So the thing that I wish people understood about data more Is that the process of collecting data can introduce biases And that’s not necessarily a bad thing But it’s just understanding the limitations of the data that you’ve acquired
Right and then it can tell you something about like the model you’re going to try to use to explain the data. All models are wrong, but some of them are useful, right? It’s that, but also that comes out of the fact that You know, you have data, but you don’t have the infinite true data set you have a sample
Linda: yes
Pascal: And that’s the thing I think probably I wish more people understood. I’d be curious If if you would – what would your answer to that question be? because that’s that’s mine I think the bias is the thing that comes out to me
Linda: Ooh, no one’s ever asked me that! I mean every time – Every interviewee’s answer is different, and every time I’m like, oh man, Yes, that would change so much. So, you know, that’s my whole job. I want everyone to understand everything about data! But the bias one is huge, and it’s been really fascinating to me as I delve more into the types of bias, And and you know thinking about well, Selection bias is a problem, and and you know if you think about selection bias, I’ve been thinking as you’ve been talking I’m thinking, wow! It’s amazing how everyone on my podcast has, you know, some points of view that where I’m just like, oh man. Yes. And that’s, you know, there’s this there’s this real commonality of you know principles, and then I’m like it’s possible there’s a little selection bias there because I invite people on my podcast I invite people that I like talking to and then have interesting things to say, You know, ah Maybe there’s a whole bunch of people out there who don’t believe that, but I just I’m just not meeting them and I’m not you know getting into big conversations with them, because we we believe, you know different things. It’s easy to think or to believe that the people you surround yourself with are representative of the world, But they’re not, they’re representative of people you want to spend time with, and that’s you know, so that’s a classic case of selection bias.Who are you asking?

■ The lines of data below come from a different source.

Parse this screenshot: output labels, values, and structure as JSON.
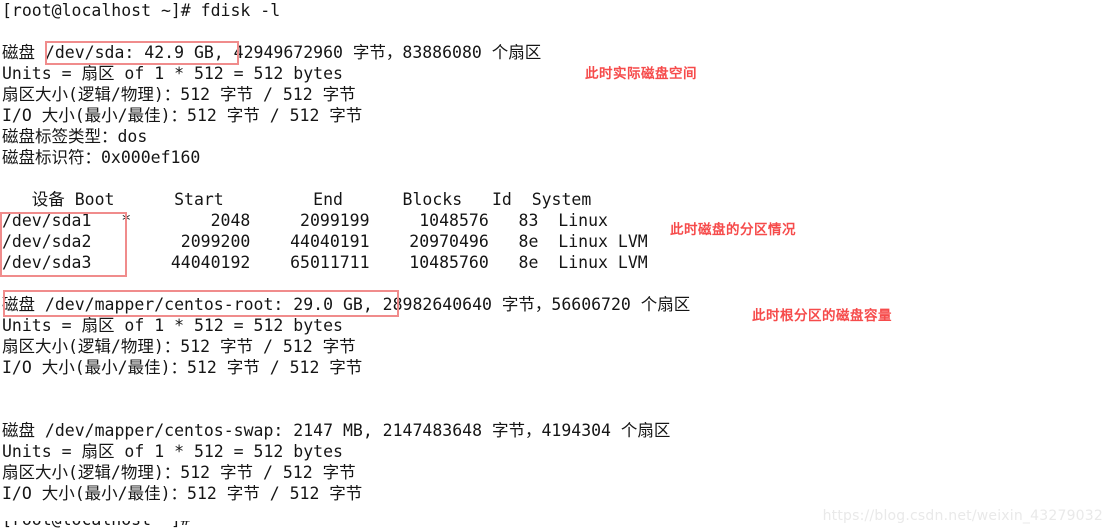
{
  "terminal": {
    "lines": [
      "[root@localhost ~]# fdisk -l",
      "",
      "磁盘 /dev/sda: 42.9 GB, 42949672960 字节，83886080 个扇区",
      "Units = 扇区 of 1 * 512 = 512 bytes",
      "扇区大小(逻辑/物理)：512 字节 / 512 字节",
      "I/O 大小(最小/最佳)：512 字节 / 512 字节",
      "磁盘标签类型：dos",
      "磁盘标识符：0x000ef160",
      "",
      "   设备 Boot      Start         End      Blocks   Id  System",
      "/dev/sda1   *        2048     2099199     1048576   83  Linux",
      "/dev/sda2         2099200    44040191    20970496   8e  Linux LVM",
      "/dev/sda3        44040192    65011711    10485760   8e  Linux LVM",
      "",
      "磁盘 /dev/mapper/centos-root: 29.0 GB, 28982640640 字节，56606720 个扇区",
      "Units = 扇区 of 1 * 512 = 512 bytes",
      "扇区大小(逻辑/物理)：512 字节 / 512 字节",
      "I/O 大小(最小/最佳)：512 字节 / 512 字节",
      "",
      "",
      "磁盘 /dev/mapper/centos-swap: 2147 MB, 2147483648 字节，4194304 个扇区",
      "Units = 扇区 of 1 * 512 = 512 bytes",
      "扇区大小(逻辑/物理)：512 字节 / 512 字节",
      "I/O 大小(最小/最佳)：512 字节 / 512 字节",
      ""
    ],
    "cutoff_line": "[root@localhost ~]# ",
    "prompt": "[root@localhost ~]#",
    "command": "fdisk -l"
  },
  "disks": [
    {
      "device": "/dev/sda",
      "size_label": "42.9 GB",
      "bytes": "42949672960",
      "sectors": "83886080",
      "units": "扇区 of 1 * 512 = 512 bytes",
      "sector_size": "512 字节 / 512 字节",
      "io_size": "512 字节 / 512 字节",
      "label_type": "dos",
      "identifier": "0x000ef160"
    },
    {
      "device": "/dev/mapper/centos-root",
      "size_label": "29.0 GB",
      "bytes": "28982640640",
      "sectors": "56606720",
      "units": "扇区 of 1 * 512 = 512 bytes",
      "sector_size": "512 字节 / 512 字节",
      "io_size": "512 字节 / 512 字节"
    },
    {
      "device": "/dev/mapper/centos-swap",
      "size_label": "2147 MB",
      "bytes": "2147483648",
      "sectors": "4194304",
      "units": "扇区 of 1 * 512 = 512 bytes",
      "sector_size": "512 字节 / 512 字节",
      "io_size": "512 字节 / 512 字节"
    }
  ],
  "partition_table": {
    "headers": [
      "设备",
      "Boot",
      "Start",
      "End",
      "Blocks",
      "Id",
      "System"
    ],
    "rows": [
      {
        "device": "/dev/sda1",
        "boot": "*",
        "start": "2048",
        "end": "2099199",
        "blocks": "1048576",
        "id": "83",
        "system": "Linux"
      },
      {
        "device": "/dev/sda2",
        "boot": "",
        "start": "2099200",
        "end": "44040191",
        "blocks": "20970496",
        "id": "8e",
        "system": "Linux LVM"
      },
      {
        "device": "/dev/sda3",
        "boot": "",
        "start": "44040192",
        "end": "65011711",
        "blocks": "10485760",
        "id": "8e",
        "system": "Linux LVM"
      }
    ]
  },
  "annotations": [
    {
      "id": "disk-space",
      "text": "此时实际磁盘空间"
    },
    {
      "id": "partitions",
      "text": "此时磁盘的分区情况"
    },
    {
      "id": "root-cap",
      "text": "此时根分区的磁盘容量"
    }
  ],
  "watermark": {
    "text": "https://blog.csdn.net/weixin_43279032"
  },
  "colors": {
    "text": "#151515",
    "annotation_red": "#f64b4b",
    "box_red": "#f08c8c",
    "background": "#ffffff",
    "watermark": "#e9e9e9"
  }
}
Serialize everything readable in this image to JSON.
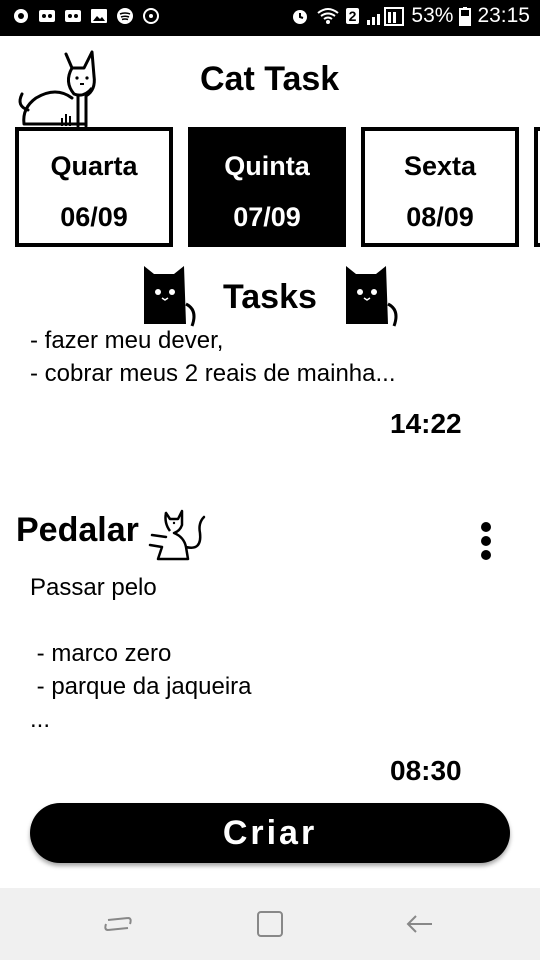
{
  "status_bar": {
    "battery": "53%",
    "time": "23:15",
    "sim_badge": "2",
    "left_icons": [
      "chat-icon",
      "voicemail-icon",
      "voicemail-icon",
      "image-icon",
      "spotify-icon",
      "sync-icon"
    ],
    "right_icons": [
      "alarm-icon",
      "wifi-icon",
      "signal-icon",
      "battery-icon"
    ]
  },
  "app": {
    "title": "Cat Task"
  },
  "days": [
    {
      "name": "Quarta",
      "date": "06/09",
      "selected": false
    },
    {
      "name": "Quinta",
      "date": "07/09",
      "selected": true
    },
    {
      "name": "Sexta",
      "date": "08/09",
      "selected": false
    }
  ],
  "tasks_header": {
    "title": "Tasks"
  },
  "tasks": [
    {
      "body": "- fazer meu dever,\n- cobrar meus 2 reais de mainha...",
      "time": "14:22"
    },
    {
      "title": "Pedalar",
      "body": "Passar pelo\n\n - marco zero\n - parque da jaqueira\n...",
      "time": "08:30"
    }
  ],
  "create_button": {
    "label": "Criar"
  },
  "nav": {
    "icons": [
      "recent-apps-icon",
      "home-icon",
      "back-icon"
    ]
  },
  "colors": {
    "primary": "#000000",
    "background": "#ffffff",
    "navbar": "#f0f0f0"
  }
}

Pascal: Yeah, it’s one of these things that uh, I mean I generally feel like if you asked any human on the planet, you and you really if you got uh, if you sampled everybody, You should end up with a very confused look on your face as to what Humans’ motivations are because that seems a sensible answer.
Linda: Yeah,
Pascal: but even even stuff like that You know, we we can I think people can feel like okay. there’s biases when you ask humans, but there’s biases even like there was a big tension in um the cosmological, I mean still a tension, so we still don’t understand what’s going on, but there was a discrepancy between measurements of the cosmic microwave background – this is the leftover afterglow of the early universe – and you can use models to predict what the expansion rate of the universe should be now. And then people looked at using what they call standard candles, looking at stars nearby that they figured they knew How bright they should be, so they could how intrinsically bright they are? So that depending on how far away there you could figure out, Okay, well, that’s their distance. And they use this laddering up and then eventually they use supernova explosions, which they Are quite complicated explosions so stars blowing themselves to bits, but you can They seem to have an intrinsic sort of profile distribution of light curves, Like how bright they get and then how well they dim To get a distance of where they are how far away they are and then you can start using that to figure out the distances to lots of galaxies that are nearby and then figure out what the what do you think The local universe and I mean here I’m talking big scales, but still says the expansion rate of the universe should be so the universe is still expanding and there’s a big tension.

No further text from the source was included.